Bug 19434 - invalid character in attribute value
Summary: invalid character in attribute value
Status: RESOLVED FIXED
Alias: None
Product: libabigail
Classification: Unclassified
Component: default (show other bugs)
Version: unspecified
: P2 normal
Target Milestone: ---
Assignee: Dodji Seketeli
URL:
Keywords:
Depends on:
Blocks:
 
Reported: 2016-01-06 21:29 UTC by Ben Woodard
Modified: 2016-01-19 09:31 UTC (History)
1 user (show)

See Also:
Host:
Target:
Build:
Last reconfirmed:


Attachments
reproducing elf file (3.68 MB, application/x-gzip)
2016-01-06 21:30 UTC, Ben Woodard
Details

Note You need to log in before you can comment on or make changes to this bug.
Description Ben Woodard 2016-01-06 21:29:11 UTC
bash-4.1$ ~/bin/abidw --abidiff /collab/usr/global/tools/totalview/r/toolworks/totalview.8.12.0-1/linux-x86-64/bin/tvdsvrmain_mic 
/tmp/libabigail-tmp-file-HC4EVK:21019: parser error : invalid character in attribute value
      <parameter type-id='type-id-481' name='$5'/>
                                              ^
/tmp/libabigail-tmp-file-HC4EVK:21019: parser error : attributes construct error
      <parameter type-id='type-id-481' name='$5'/>
                                              ^
/tmp/libabigail-tmp-file-HC4EVK:21019: parser error : Couldn't find end of Start Tag parameter
      <parameter type-id='type-id-481' name='$5'/>
                                              ^
Could not read temporary XML representation of elf file back

This looks like it is a new one.
Comment 1 Ben Woodard 2016-01-06 21:30:56 UTC
Created attachment 8886 [details]
reproducing elf file
Comment 2 Ben Woodard 2016-01-06 21:31:40 UTC
This was with 1.0 RC1 from the git tree.
Comment 3 Dodji Seketeli 2016-01-18 17:27:02 UTC
So this is due to some function parameter names which contain ASCII *control* characters.  I am not sure why this would happen.  Maybe this is because the source code file was encoded in something that is not proper ASCII?  Unfortunately, I am not aware of any way to detect the encoding of the source file, from the DWARF information; so I am assuming it should be ASCII.

The fix involves detecting characters that are not simple ASCII identifier characters in parameter names.  If there is any, the parameter name is dropped on the floor.

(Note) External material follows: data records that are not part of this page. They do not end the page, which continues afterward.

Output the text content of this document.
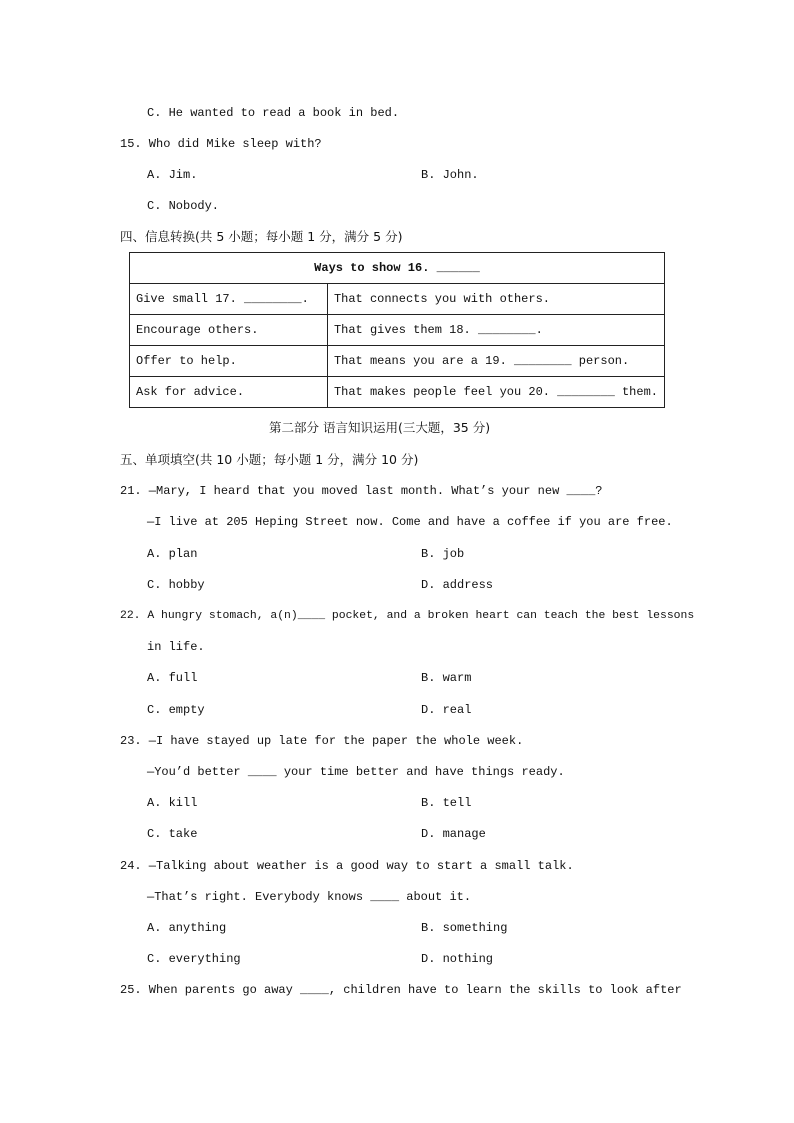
C. He wanted to read a book in bed.
15. Who did Mike sleep with?
A. Jim.	B. John.
C. Nobody.
四、信息转换(共 5 小题；每小题 1 分，满分 5 分)
Ways to show 16. ______	
Give small 17. ________.	That connects you with others.
Encourage others.	That gives them 18. ________.
Offer to help.	That means you are a 19. ________ person.
Ask for advice.	That makes people feel you 20. ________ them.
第二部分 语言知识运用(三大题，35 分)
五、单项填空(共 10 小题；每小题 1 分，满分 10 分)
21. —Mary, I heard that you moved last month. What’s your new ____?
—I live at 205 Heping Street now. Come and have a coffee if you are free.
A. plan	B. job
C. hobby	D. address
22. A hungry stomach, a(n)____ pocket, and a broken heart can teach the best lessons
in life.
A. full	B. warm
C. empty	D. real
23. —I have stayed up late for the paper the whole week.
—You’d better ____ your time better and have things ready.
A. kill	B. tell
C. take	D. manage
24. —Talking about weather is a good way to start a small talk.
—That’s right. Everybody knows ____ about it.
A. anything	B. something
C. everything	D. nothing
25. When parents go away ____, children have to learn the skills to look after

The fix has landed into the master branch at https://sourceware.org/git/?p=libabigail.git;a=commit;h=c3869ecc7bbd6f8370ca29446afdcc1d2631e33d.
Comment 4 Ben Woodard 2016-01-18 19:08:51 UTC
Is dropping the name on the floor the best thing to do? Wouldn't it be better to encode the non-ascii parameter name into 7b clean ascii sort of like uuencode does.
Comment 5 Dodji Seketeli 2016-01-19 09:31:37 UTC
> Is dropping the name on the floor the best thing to do? Wouldn't it be
> better to encode the non-ascii parameter name into 7b clean ascii sort
> of like uuencode does.

For now, we don't use the parameter name anyway.  In change reports,
function parameters are referred to using their position.

Furthermore, I think that since we don't know the actual encoding of the
characters, if we are sure they are not ASCII (which is the case here),
I don't think trying to encode each of the byte value can provide us
with any usable information.  It's just like if we had garbage.  We
won't be able to show any useable information to the user anyway.  Hence
my inclination to drop the name altogether.

But if one day we know the actual encoding of the parameter names, then
we can decode them.  At that point we'll change the code again and avoid
dropping the name if it's not ascii.  If it's, say, UTF-8, then we'll be
able to decode the byte stream, knowing that it's an UTF-8 stream.